BIRTH OF A NATION. ALMOST.
A historic vote Jan. 20 could be a small step toward democracy and a homeland for Palestinians
JERUSALEM
ON Saturday, the Palestinian people take a giant step toward their long-time desire for nationhood in part of what used to be called Palestine.
The event is an election for a president and a Palestinian National Council, a historic attempt to bring democracy to an Arab and largely Muslim people.
The outcome is almost secondary to the fact that an election is being held at all, and that the newly elected leaders will rule over land handed back by Israel to Palestinians on the West Bank and Gaza.
The campaign for this election - probably among the shortest in history at just two weeks - has captivated the majority of Palestinians here. Streets, buildings, telegraph poles, and overhead wires are wallpapered with a sea of faces vying for the 88 seats on the new Council.
The election, many political analysts and intellectuals say, could be a small step toward a truly democratic system.
With little history of Western-style democratic institutions in the Mideast, it is unclear whether the new Council will help establish democracy or pattern itself on the rest of the Arab world, where governments range from outright tyrannies to benevolent authoritarian regimes.
But several groups that violently oppose peace with Israel - such as the Islamic Resistance Movement, Hamas - are boycotting the election.
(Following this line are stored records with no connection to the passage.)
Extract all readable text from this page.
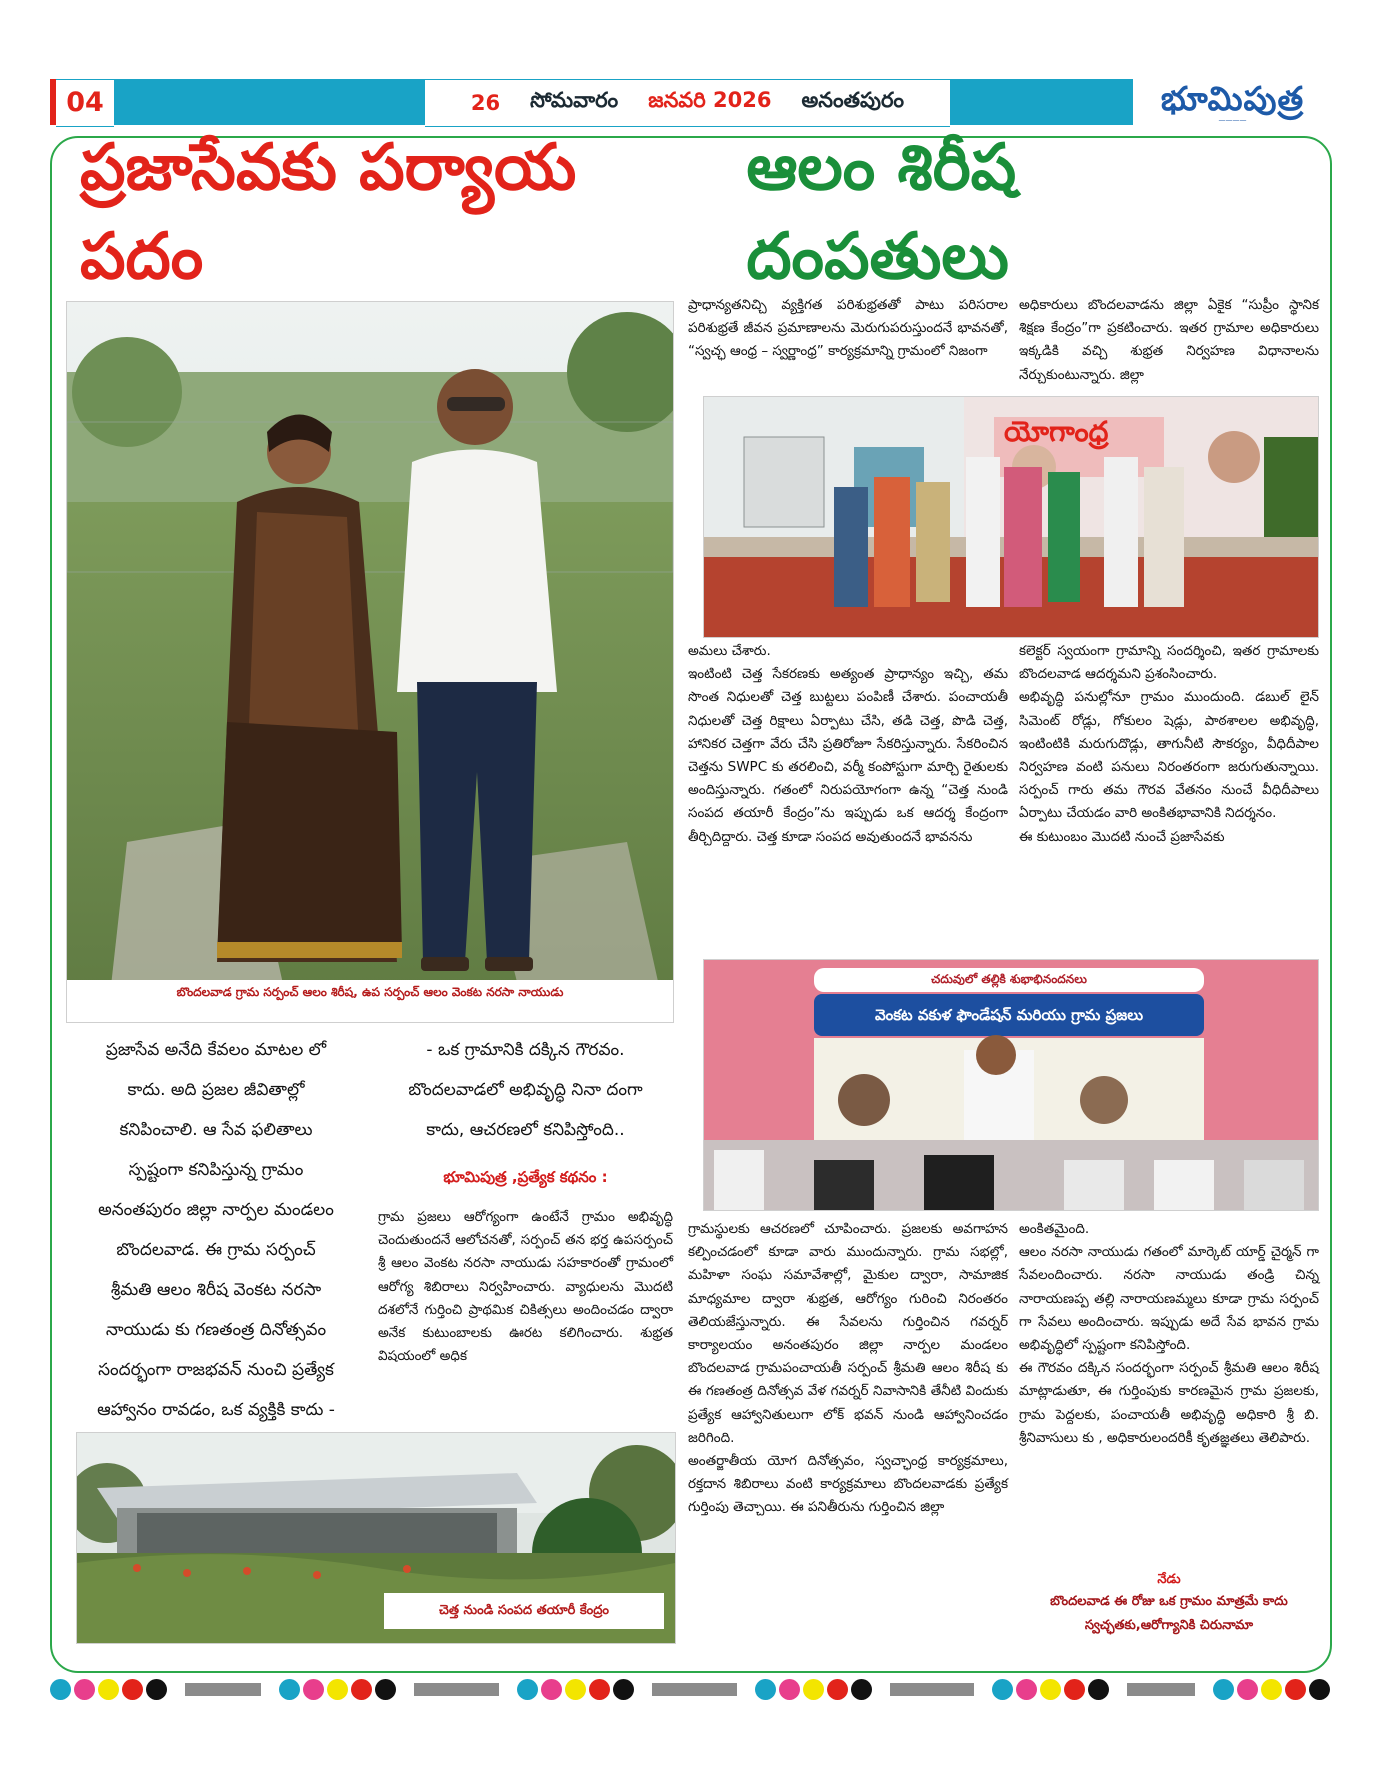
04	26 సోమవారం జనవరి 2026 అనంతపురం	భూమిపుత్ర
————
ప్రజాసేవకు పర్యాయ పదం
ఆలం శిరీష దంపతులు
బొందలవాడ గ్రామ సర్పంచ్ ఆలం శిరీష, ఉప సర్పంచ్ ఆలం వెంకట నరసా నాయుడు
ప్రజాసేవ అనేది కేవలం మాటల లో
కాదు. అది ప్రజల జీవితాల్లో
కనిపించాలి. ఆ సేవ ఫలితాలు
స్పష్టంగా కనిపిస్తున్న గ్రామం
అనంతపురం జిల్లా నార్పల మండలం
బొందలవాడ. ఈ గ్రామ సర్పంచ్
శ్రీమతి ఆలం శిరీష వెంకట నరసా
నాయుడు కు గణతంత్ర దినోత్సవం
సందర్భంగా రాజభవన్ నుంచి ప్రత్యేక
ఆహ్వానం రావడం, ఒక వ్యక్తికి కాదు -
- ఒక గ్రామానికి దక్కిన గౌరవం.
బొందలవాడలో అభివృద్ధి నినా దంగా
కాదు, ఆచరణలో కనిపిస్తోంది..
భూమిపుత్ర ,ప్రత్యేక కథనం :
గ్రామ ప్రజలు ఆరోగ్యంగా ఉంటేనే గ్రామం అభివృద్ధి చెందుతుందనే ఆలోచనతో, సర్పంచ్ తన భర్త ఉపసర్పంచ్ శ్రీ ఆలం వెంకట నరసా నాయుడు సహకారంతో గ్రామంలో ఆరోగ్య శిబిరాలు నిర్వహించారు. వ్యాధులను మొదటి దశలోనే గుర్తించి ప్రాథమిక చికిత్సలు అందించడం ద్వారా అనేక కుటుంబాలకు ఊరట కలిగించారు. శుభ్రత విషయంలో అధిక
చెత్త నుండి సంపద తయారీ కేంద్రం
ప్రాధాన్యతనిచ్చి వ్యక్తిగత పరిశుభ్రతతో పాటు పరిసరాల పరిశుభ్రతే జీవన ప్రమాణాలను మెరుగుపరుస్తుందనే భావనతో, “స్వచ్ఛ ఆంధ్ర – స్వర్ణాంధ్ర” కార్యక్రమాన్ని గ్రామంలో నిజంగా
అధికారులు బొందలవాడను జిల్లా ఏకైక “సుప్రీం స్థానిక శిక్షణ కేంద్రం”గా ప్రకటించారు. ఇతర గ్రామాల అధికారులు ఇక్కడికి వచ్చి శుభ్రత నిర్వహణ విధానాలను నేర్చుకుంటున్నారు. జిల్లా
యోగాంధ్ర

అమలు చేశారు.

ఇంటింటి చెత్త సేకరణకు అత్యంత ప్రాధాన్యం ఇచ్చి, తమ సొంత నిధులతో చెత్త బుట్టలు పంపిణీ చేశారు. పంచాయతీ నిధులతో చెత్త రిక్షాలు ఏర్పాటు చేసి, తడి చెత్త, పొడి చెత్త, హానికర చెత్తగా వేరు చేసి ప్రతిరోజూ సేకరిస్తున్నారు. సేకరించిన చెత్తను SWPC కు తరలించి, వర్మీ కంపోస్టుగా మార్చి రైతులకు అందిస్తున్నారు. గతంలో నిరుపయోగంగా ఉన్న “చెత్త నుండి సంపద తయారీ కేంద్రం”ను ఇప్పుడు ఒక ఆదర్శ కేంద్రంగా తీర్చిదిద్దారు. చెత్త కూడా సంపద అవుతుందనే భావనను

కలెక్టర్ స్వయంగా గ్రామాన్ని సందర్శించి, ఇతర గ్రామాలకు బొందలవాడ ఆదర్శమని ప్రశంసించారు.

అభివృద్ధి పనుల్లోనూ గ్రామం ముందుంది. డబుల్ లైన్ సిమెంట్ రోడ్లు, గోకులం షెడ్లు, పాఠశాలల అభివృద్ధి, ఇంటింటికి మరుగుదొడ్లు, తాగునీటి సౌకర్యం, వీధిదీపాల నిర్వహణ వంటి పనులు నిరంతరంగా జరుగుతున్నాయి. సర్పంచ్ గారు తమ గౌరవ వేతనం నుంచే వీధిదీపాలు ఏర్పాటు చేయడం వారి అంకితభావానికి నిదర్శనం.

ఈ కుటుంబం మొదటి నుంచే ప్రజాసేవకు

చదువులో తల్లికి శుభాభినందనలు
వెంకట వకుళ ఫౌండేషన్ మరియు గ్రామ ప్రజలు

గ్రామస్థులకు ఆచరణలో చూపించారు. ప్రజలకు అవగాహన కల్పించడంలో కూడా వారు ముందున్నారు. గ్రామ సభల్లో, మహిళా సంఘ సమావేశాల్లో, మైకుల ద్వారా, సామాజిక మాధ్యమాల ద్వారా శుభ్రత, ఆరోగ్యం గురించి నిరంతరం తెలియజేస్తున్నారు. ఈ సేవలను గుర్తించిన గవర్నర్ కార్యాలయం అనంతపురం జిల్లా నార్పల మండలం బొందలవాడ గ్రామపంచాయతీ సర్పంచ్ శ్రీమతి ఆలం శిరీష కు ఈ గణతంత్ర దినోత్సవ వేళ గవర్నర్ నివాసానికి తేనీటి విందుకు ప్రత్యేక ఆహ్వానితులుగా లోక్ భవన్ నుండి ఆహ్వానించడం జరిగింది.

అంతర్జాతీయ యోగ దినోత్సవం, స్వచ్ఛాంధ్ర కార్యక్రమాలు, రక్తదాన శిబిరాలు వంటి కార్యక్రమాలు బొందలవాడకు ప్రత్యేక గుర్తింపు తెచ్చాయి. ఈ పనితీరును గుర్తించిన జిల్లా

అంకితమైంది.

ఆలం నరసా నాయుడు గతంలో మార్కెట్ యార్డ్ చైర్మన్ గా సేవలందించారు. నరసా నాయుడు తండ్రి చిన్న నారాయణప్ప తల్లి నారాయణమ్మలు కూడా గ్రామ సర్పంచ్ గా సేవలు అందించారు. ఇప్పుడు అదే సేవ భావన గ్రామ అభివృద్ధిలో స్పష్టంగా కనిపిస్తోంది.

ఈ గౌరవం దక్కిన సందర్భంగా సర్పంచ్ శ్రీమతి ఆలం శిరీష మాట్లాడుతూ, ఈ గుర్తింపుకు కారణమైన గ్రామ ప్రజలకు, గ్రామ పెద్దలకు, పంచాయతీ అభివృద్ధి అధికారి శ్రీ బి. శ్రీనివాసులు కు , అధికారులందరికీ కృతజ్ఞతలు తెలిపారు.

నేడు
బొందలవాడ ఈ రోజు ఒక గ్రామం మాత్రమే కాదు
స్వచ్ఛతకు,ఆరోగ్యానికి చిరునామా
This makes democracy-building more difficult.
''It is not enough to get people elected to the Council,'' says Rana Nashashibi, a candidate for the Council from the Palestine Peoples' Party. ''We will have to form pressure groups and lobbies to ensure accountability. It is the people who will have to ensure there is a democratic system.''
Skeptics, such as Riad Malki, argue that many political parties lack proper platforms. ''Many of those who gain seats will be either rich businessmen, who have the money to campaign, or members of big families,'' said Mr. Malki, a professor of engineering at Bir Zeit University. ''They don't belong to political parties, and they don't have a platform, so it will be easy for [Palestinian leader Yasser] Arafat to manipulate them if they are not gathered into a united front.
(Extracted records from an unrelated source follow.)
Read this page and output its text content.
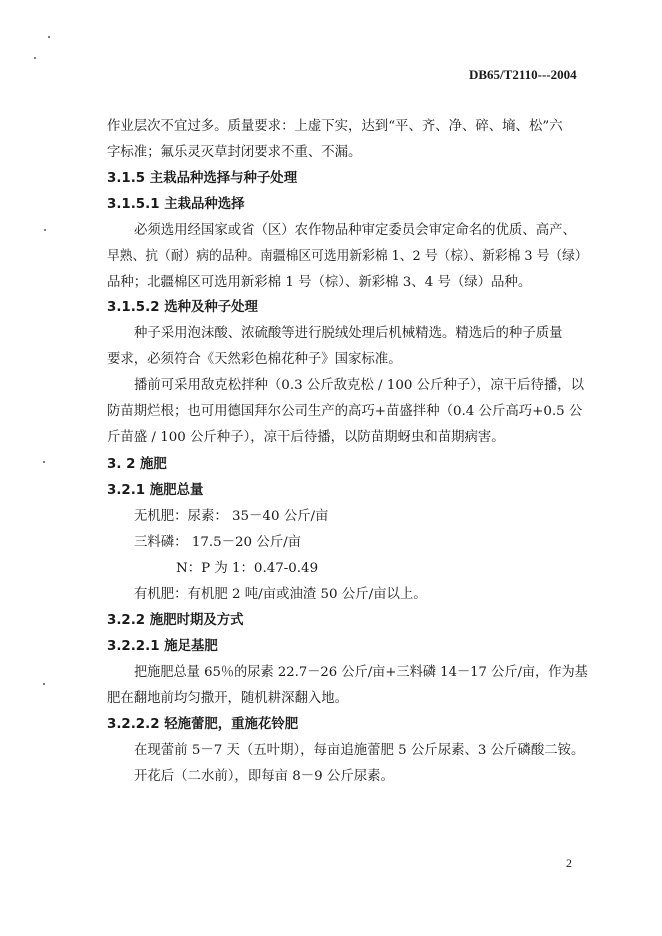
DB65/T2110---2004
作业层次不宜过多。质量要求：上虚下实，达到“平、齐、净、碎、墒、松”六
字标准；氟乐灵灭草封闭要求不重、不漏。
3.1.5 主栽品种选择与种子处理
3.1.5.1 主栽品种选择
必须选用经国家或省（区）农作物品种审定委员会审定命名的优质、高产、
早熟、抗（耐）病的品种。南疆棉区可选用新彩棉 1、2 号（棕）、新彩棉 3 号（绿）
品种；北疆棉区可选用新彩棉 1 号（棕）、新彩棉 3、4 号（绿）品种。
3.1.5.2 选种及种子处理
种子采用泡沫酸、浓硫酸等进行脱绒处理后机械精选。精选后的种子质量
要求，必须符合《天然彩色棉花种子》国家标准。
播前可采用敌克松拌种（0.3 公斤敌克松 / 100 公斤种子），凉干后待播，以
防苗期烂根；也可用德国拜尔公司生产的高巧+苗盛拌种（0.4 公斤高巧+0.5 公
斤苗盛 / 100 公斤种子），凉干后待播，以防苗期蚜虫和苗期病害。
3. 2 施肥
3.2.1 施肥总量
无机肥：尿素： 35－40 公斤/亩
三料磷： 17.5－20 公斤/亩
N：P 为 1：0.47-0.49
有机肥：有机肥 2 吨/亩或油渣 50 公斤/亩以上。
3.2.2 施肥时期及方式
3.2.2.1 施足基肥
把施肥总量 65％的尿素 22.7－26 公斤/亩+三料磷 14－17 公斤/亩，作为基
肥在翻地前均匀撒开，随机耕深翻入地。
3.2.2.2 轻施蕾肥，重施花铃肥
在现蕾前 5－7 天（五叶期），每亩追施蕾肥 5 公斤尿素、3 公斤磷酸二铵。
开花后（二水前），即每亩 8－9 公斤尿素。
2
''I fear we will become the worst copy of the worst Arab regime. We are no different from other Arabs. Arabs live under tyrants and accept their fate,'' he says.
But even though the election itself may not change Palestinian politics much, it still is an important first step, according to Sari Nusseibeh, a philosopher and rector of the al-Quds University in Jerusalem. ''Hopefully things will build up until we have a proper democratic institution,'' he stated in an interview in the weekly Jerusalem Report.
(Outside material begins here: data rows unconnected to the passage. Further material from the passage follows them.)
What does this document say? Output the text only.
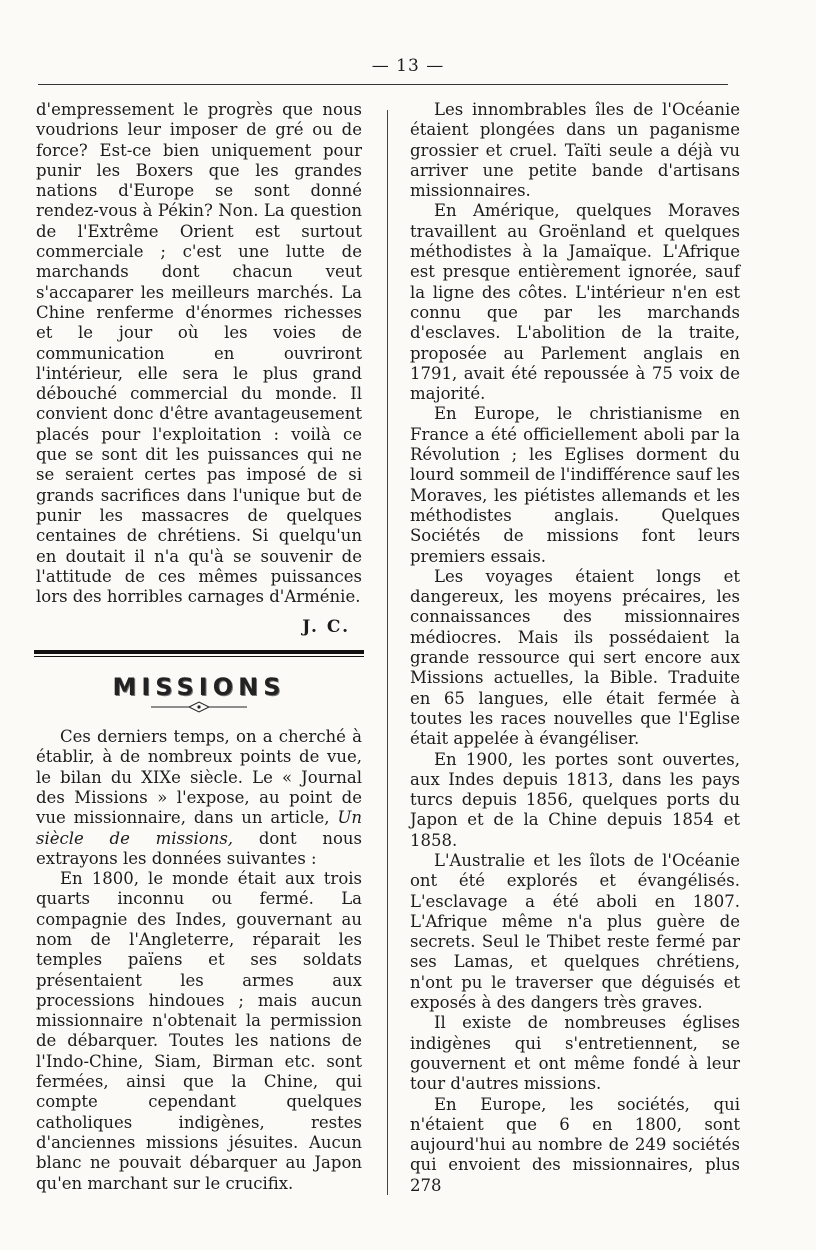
— 13 —

d'empressement le progrès que nous voudrions leur imposer de gré ou de force? Est-ce bien uniquement pour punir les Boxers que les grandes nations d'Europe se sont donné rendez-vous à Pékin? Non. La question de l'Extrême Orient est surtout commerciale ; c'est une lutte de marchands dont chacun veut s'accaparer les meilleurs marchés. La Chine renferme d'énormes richesses et le jour où les voies de communication en ouvriront l'intérieur, elle sera le plus grand débouché commercial du monde. Il convient donc d'être avantageusement placés pour l'exploitation : voilà ce que se sont dit les puissances qui ne se seraient certes pas imposé de si grands sacrifices dans l'unique but de punir les massacres de quelques centaines de chrétiens. Si quelqu'un en doutait il n'a qu'à se souvenir de l'attitude de ces mêmes puissances lors des horribles carnages d'Arménie.

J. C.
MISSIONS

Ces derniers temps, on a cherché à établir, à de nombreux points de vue, le bilan du XIXe siècle. Le « Journal des Missions » l'expose, au point de vue missionnaire, dans un article, Un siècle de missions, dont nous extrayons les données suivantes :

En 1800, le monde était aux trois quarts inconnu ou fermé. La compagnie des Indes, gouvernant au nom de l'Angleterre, réparait les temples païens et ses soldats présentaient les armes aux processions hindoues ; mais aucun missionnaire n'obtenait la permission de débarquer. Toutes les nations de l'Indo-Chine, Siam, Birman etc. sont fermées, ainsi que la Chine, qui compte cependant quelques catholiques indigènes, restes d'anciennes missions jésuites. Aucun blanc ne pouvait débarquer au Japon qu'en marchant sur le crucifix.

Les innombrables îles de l'Océanie étaient plongées dans un paganisme grossier et cruel. Taïti seule a déjà vu arriver une petite bande d'artisans missionnaires.

En Amérique, quelques Moraves travaillent au Groënland et quelques méthodistes à la Jamaïque. L'Afrique est presque entièrement ignorée, sauf la ligne des côtes. L'intérieur n'en est connu que par les marchands d'esclaves. L'abolition de la traite, proposée au Parlement anglais en 1791, avait été repoussée à 75 voix de majorité.

En Europe, le christianisme en France a été officiellement aboli par la Révolution ; les Eglises dorment du lourd sommeil de l'indifférence sauf les Moraves, les piétistes allemands et les méthodistes anglais. Quelques Sociétés de missions font leurs premiers essais.

Les voyages étaient longs et dangereux, les moyens précaires, les connaissances des missionnaires médiocres. Mais ils possédaient la grande ressource qui sert encore aux Missions actuelles, la Bible. Traduite en 65 langues, elle était fermée à toutes les races nouvelles que l'Eglise était appelée à évangéliser.

En 1900, les portes sont ouvertes, aux Indes depuis 1813, dans les pays turcs depuis 1856, quelques ports du Japon et de la Chine depuis 1854 et 1858.

L'Australie et les îlots de l'Océanie ont été explorés et évangélisés. L'esclavage a été aboli en 1807. L'Afrique même n'a plus guère de secrets. Seul le Thibet reste fermé par ses Lamas, et quelques chrétiens, n'ont pu le traverser que déguisés et exposés à des dangers très graves.

Il existe de nombreuses églises indigènes qui s'entretiennent, se gouvernent et ont même fondé à leur tour d'autres missions.

En Europe, les sociétés, qui n'étaient que 6 en 1800, sont aujourd'hui au nombre de 249 sociétés qui envoient des missionnaires, plus 278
Other analysts agree that the Palestinians' history, their lack of a homeland, and the experience of Arab countries and Israel may have made them more eager than other Arabs for a democracy.
Yet there is no doubt that the Palestinians have a long way to go if they want a democracy. Eyad Sarraj, commissioner general of the Palestinian Independent Commission for Citizen's Rights, says that Palestinian political organizations have been ''authoritarian and oppressive'' throughout modern history.
''At the communal level, they are still in the tribal stage of development, where the clan is the main source of security and form of identity,'' he wrote in a recent issue of the Palestine-Israel Journal.
But within Arafat's Palestine Liberation Organization, which led the resistance to Israel, there has been a tradition of tolerance of diversity and opposing views, according to Ziad Abu Amr, a political scientist at Bir Zeit University and an independent candidate for the Council. And others also say the fact that 60 to 70 percent of eligible Palestinian voters registered to vote is promising.
''In the past, lack of a central authority meant that the Palestinian movement made room for tolerance, pluralism, and a measure of democracy in bodies like the Palestinian Authority,'' Mr. Abu Amr says.
But it is unclear whether that legacy will persist in building a state. It may be that the creation of a central authority will put limitations on the continuation of that pluralistic tradition, he adds.
Raji Sourani, director of the Palestinian Center for Human Rights in Gaza, said that Israel's intervention in the election, to the point of determining the size of the Council, is hampering the creation of a democracy.
''Establishing a democracy in this environment is going to be very slow and difficult, but it's the only way to go. The alternative is violence, which brings a greater denial of human rights,'' Mr. Sourani said.